Ok so I know this is obviously true but not sure if my method is right to proving it. Here's my go.

$P(A\cap B)= P(A) \cdot P(B)$ by definition.

$P(A)=P(B)=1$

Therefore $1\cdot 1=1$ so $P(A\cap B)=1$

I realise this is a really simply question but this answer seems too easy.

Thanks

Answer 1

Well, you cannot say $P(A\cap B)= P(A) \cdot P(B)$ because you do not know if $A$ and $B$ are independent.
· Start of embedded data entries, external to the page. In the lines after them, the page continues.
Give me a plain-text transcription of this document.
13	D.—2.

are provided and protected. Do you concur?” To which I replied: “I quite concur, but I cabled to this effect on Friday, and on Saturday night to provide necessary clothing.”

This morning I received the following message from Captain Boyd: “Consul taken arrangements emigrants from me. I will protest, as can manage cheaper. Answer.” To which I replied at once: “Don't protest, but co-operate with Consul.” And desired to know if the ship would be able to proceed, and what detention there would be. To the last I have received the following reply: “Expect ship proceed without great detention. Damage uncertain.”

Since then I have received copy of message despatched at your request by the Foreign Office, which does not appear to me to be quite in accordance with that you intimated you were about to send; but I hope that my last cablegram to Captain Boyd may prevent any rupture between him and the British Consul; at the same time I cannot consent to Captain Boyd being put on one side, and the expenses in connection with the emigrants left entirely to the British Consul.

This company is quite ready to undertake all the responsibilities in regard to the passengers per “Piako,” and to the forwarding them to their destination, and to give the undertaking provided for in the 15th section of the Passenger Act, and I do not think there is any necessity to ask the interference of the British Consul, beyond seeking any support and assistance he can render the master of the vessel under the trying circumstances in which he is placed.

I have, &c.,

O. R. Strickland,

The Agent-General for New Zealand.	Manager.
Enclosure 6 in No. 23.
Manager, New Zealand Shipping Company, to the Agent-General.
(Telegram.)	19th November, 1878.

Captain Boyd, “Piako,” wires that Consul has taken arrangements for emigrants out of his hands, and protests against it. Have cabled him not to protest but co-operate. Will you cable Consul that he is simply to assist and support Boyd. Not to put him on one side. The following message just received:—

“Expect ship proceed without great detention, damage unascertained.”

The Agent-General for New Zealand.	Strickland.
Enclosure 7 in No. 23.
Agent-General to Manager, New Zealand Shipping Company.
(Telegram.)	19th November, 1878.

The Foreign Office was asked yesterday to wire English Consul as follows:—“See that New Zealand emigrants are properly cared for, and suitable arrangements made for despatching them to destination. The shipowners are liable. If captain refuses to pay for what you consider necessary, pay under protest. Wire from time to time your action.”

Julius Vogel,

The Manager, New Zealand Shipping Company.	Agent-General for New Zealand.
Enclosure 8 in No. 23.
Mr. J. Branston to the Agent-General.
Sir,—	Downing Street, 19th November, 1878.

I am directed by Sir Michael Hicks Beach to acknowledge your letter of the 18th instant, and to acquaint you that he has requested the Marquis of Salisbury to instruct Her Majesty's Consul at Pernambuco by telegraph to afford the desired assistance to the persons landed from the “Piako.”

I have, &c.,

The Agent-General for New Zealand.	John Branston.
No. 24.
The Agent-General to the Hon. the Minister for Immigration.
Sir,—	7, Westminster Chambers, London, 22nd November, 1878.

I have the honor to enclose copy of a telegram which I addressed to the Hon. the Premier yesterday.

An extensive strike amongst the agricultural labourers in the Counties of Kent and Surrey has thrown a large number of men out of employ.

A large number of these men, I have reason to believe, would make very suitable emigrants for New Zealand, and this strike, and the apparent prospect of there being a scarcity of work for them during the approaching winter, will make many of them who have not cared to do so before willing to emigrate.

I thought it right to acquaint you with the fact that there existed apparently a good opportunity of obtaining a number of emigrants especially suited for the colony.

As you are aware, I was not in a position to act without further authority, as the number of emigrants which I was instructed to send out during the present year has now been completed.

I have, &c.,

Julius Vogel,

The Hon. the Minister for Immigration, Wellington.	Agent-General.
Anyway, you could say $$P(A\cap B) = 1-P((A\cap B)^c)=1-P(A^c \cup B^c) \geq 1-(P(A^c)+ P(B^c))= 1-(0+0)=1$$

Answer 2

We begin with $$P(A\cup B)=P(A)+P(B)-P(A\cap B)$$ Since $P(A)=P(B)=1$, we can rearrange this as $$P(A\cap B)=2-P(A\cup B)$$ While we might not know $P(A\cup B)$, we know that $P(A\cup B)\le 1$ (true for all probabilities), and hence $$P(A\cap B)\ge 2-1=1$$ Since also $P(A\cap B)\le 1$ (true for all probabilities), we can be sure that $P(A\cap B)=1$.

Answer 3

Note that $A\subset A\cup B$ and $B\subset A\cup B$ implies $P(A\cup B)\geq P(A)$ and $P(A\cup B)\geq P(B)$. Then $P(A\cup B)=1$. By Inclusion–exclusion principle $$ P(A\cup B)= P(A)+P(B)-P(A\cap B). $$ So $$ 1=1+1-P(A\cap B). $$

Answer 4

$P(A|B)=\frac{P(A \bigcap B)}{P(B)}$, thus $P(A \bigcap B)=P(A|B)P(B)$.

If $P(A)=1$, then that means that $A$ always happens, so it will still always happen when $B$ happens, so $P(A|B)=1$. Since $P(B)=1$, $P(A \bigcap B)=1$.